WellStar Paulding Hospital President John Kueven spoke briefly to Paulding business leaders last week during their March event in Dallas and warned of legislation that would impact Paulding Hospital if it were to pass during the 2019 General Assembly.
Georgia is a CON state, Kueven explained and depends on the CON status to protect not-for-profit hospitals to be able to deliver their services to a range of patients who reside in the community. On the heels of HB198 another bill in the Senate also seeks to modify current restrictions, Kueven said.
According to information obtained from the Georgia Department of Community Health’s website, “...the state began reviewing health care projects in 1975 under Section 1122 of the 1972 Social Security Act Amendments and Georgia's CON program was established by the General Assembly in 1979 (O.C.G.A. Title 31, Chapter 6).”

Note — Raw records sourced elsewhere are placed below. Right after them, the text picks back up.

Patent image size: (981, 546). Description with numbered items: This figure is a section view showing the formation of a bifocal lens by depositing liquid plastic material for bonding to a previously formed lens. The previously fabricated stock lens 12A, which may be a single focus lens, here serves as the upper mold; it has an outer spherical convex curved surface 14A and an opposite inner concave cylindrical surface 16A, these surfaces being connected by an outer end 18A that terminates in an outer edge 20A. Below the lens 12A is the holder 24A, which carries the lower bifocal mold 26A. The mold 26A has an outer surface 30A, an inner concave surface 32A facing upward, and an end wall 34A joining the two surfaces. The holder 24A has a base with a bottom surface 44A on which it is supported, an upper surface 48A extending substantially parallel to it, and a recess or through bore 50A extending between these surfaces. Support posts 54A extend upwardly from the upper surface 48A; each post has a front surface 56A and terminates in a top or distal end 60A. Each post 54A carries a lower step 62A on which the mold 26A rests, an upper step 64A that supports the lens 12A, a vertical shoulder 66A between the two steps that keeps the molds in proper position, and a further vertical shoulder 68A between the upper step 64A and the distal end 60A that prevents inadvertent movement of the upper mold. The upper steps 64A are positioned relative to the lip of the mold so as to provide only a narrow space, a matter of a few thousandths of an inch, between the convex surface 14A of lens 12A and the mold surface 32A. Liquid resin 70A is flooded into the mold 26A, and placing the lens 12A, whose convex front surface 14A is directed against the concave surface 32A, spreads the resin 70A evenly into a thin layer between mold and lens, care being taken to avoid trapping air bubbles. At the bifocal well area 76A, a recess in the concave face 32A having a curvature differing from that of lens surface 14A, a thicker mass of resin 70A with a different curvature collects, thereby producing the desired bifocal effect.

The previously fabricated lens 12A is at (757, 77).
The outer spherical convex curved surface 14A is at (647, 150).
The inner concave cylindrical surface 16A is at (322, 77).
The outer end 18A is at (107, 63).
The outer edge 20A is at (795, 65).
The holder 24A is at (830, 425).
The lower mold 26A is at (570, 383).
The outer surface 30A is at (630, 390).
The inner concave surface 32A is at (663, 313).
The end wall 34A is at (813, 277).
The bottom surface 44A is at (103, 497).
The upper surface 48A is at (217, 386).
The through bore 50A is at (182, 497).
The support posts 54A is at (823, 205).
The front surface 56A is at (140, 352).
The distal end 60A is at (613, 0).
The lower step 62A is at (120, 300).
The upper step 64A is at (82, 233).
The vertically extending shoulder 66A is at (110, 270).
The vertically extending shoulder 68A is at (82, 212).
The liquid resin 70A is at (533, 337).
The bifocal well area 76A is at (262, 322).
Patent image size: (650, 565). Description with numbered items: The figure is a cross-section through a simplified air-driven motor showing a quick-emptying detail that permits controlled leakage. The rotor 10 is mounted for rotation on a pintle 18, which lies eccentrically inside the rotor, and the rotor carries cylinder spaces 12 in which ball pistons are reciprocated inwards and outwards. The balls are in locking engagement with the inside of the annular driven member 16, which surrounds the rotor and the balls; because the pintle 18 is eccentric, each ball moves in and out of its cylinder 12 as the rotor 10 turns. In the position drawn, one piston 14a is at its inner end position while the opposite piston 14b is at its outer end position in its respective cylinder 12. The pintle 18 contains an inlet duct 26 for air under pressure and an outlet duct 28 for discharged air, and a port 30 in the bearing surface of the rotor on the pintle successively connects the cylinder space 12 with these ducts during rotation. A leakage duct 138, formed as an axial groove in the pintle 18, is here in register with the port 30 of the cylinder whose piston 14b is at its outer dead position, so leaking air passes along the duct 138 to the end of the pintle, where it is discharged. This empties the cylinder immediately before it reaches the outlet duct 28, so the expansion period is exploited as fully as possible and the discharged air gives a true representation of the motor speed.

“CON is the official determination that a new or expanded healthcare service or facility is needed in Georgia. The purpose of the CON program is to ensure the availability of adequate health care services to meet the needs of all Georgians while safeguarding against the unnecessary duplication of services that perpetuate the costs of health care services.”
Kueven, who comes to Paulding from the Houston, warned that he’s seen the impact in that market and also noted that Florida has gone in a similar direction.
Kueven previously headed-up the 208-bed Memorial Herman Katy Hospital near Houston, Texas, before moving to Paulding to take over as senior vice president and president of WellStar Paulding Hospital. Kueven oversees the day-to-day operations of the 112-bed hospital facility in Hiram and 182-bed skilled nursing center in Dallas.
Paulding’s state-of-the-art hospital facility opened in Hiram in April of 2014, with 56 beds and 40 emergency exam rooms and an emergency department, cancer center, women’s imaging, surgical and other healthcare services.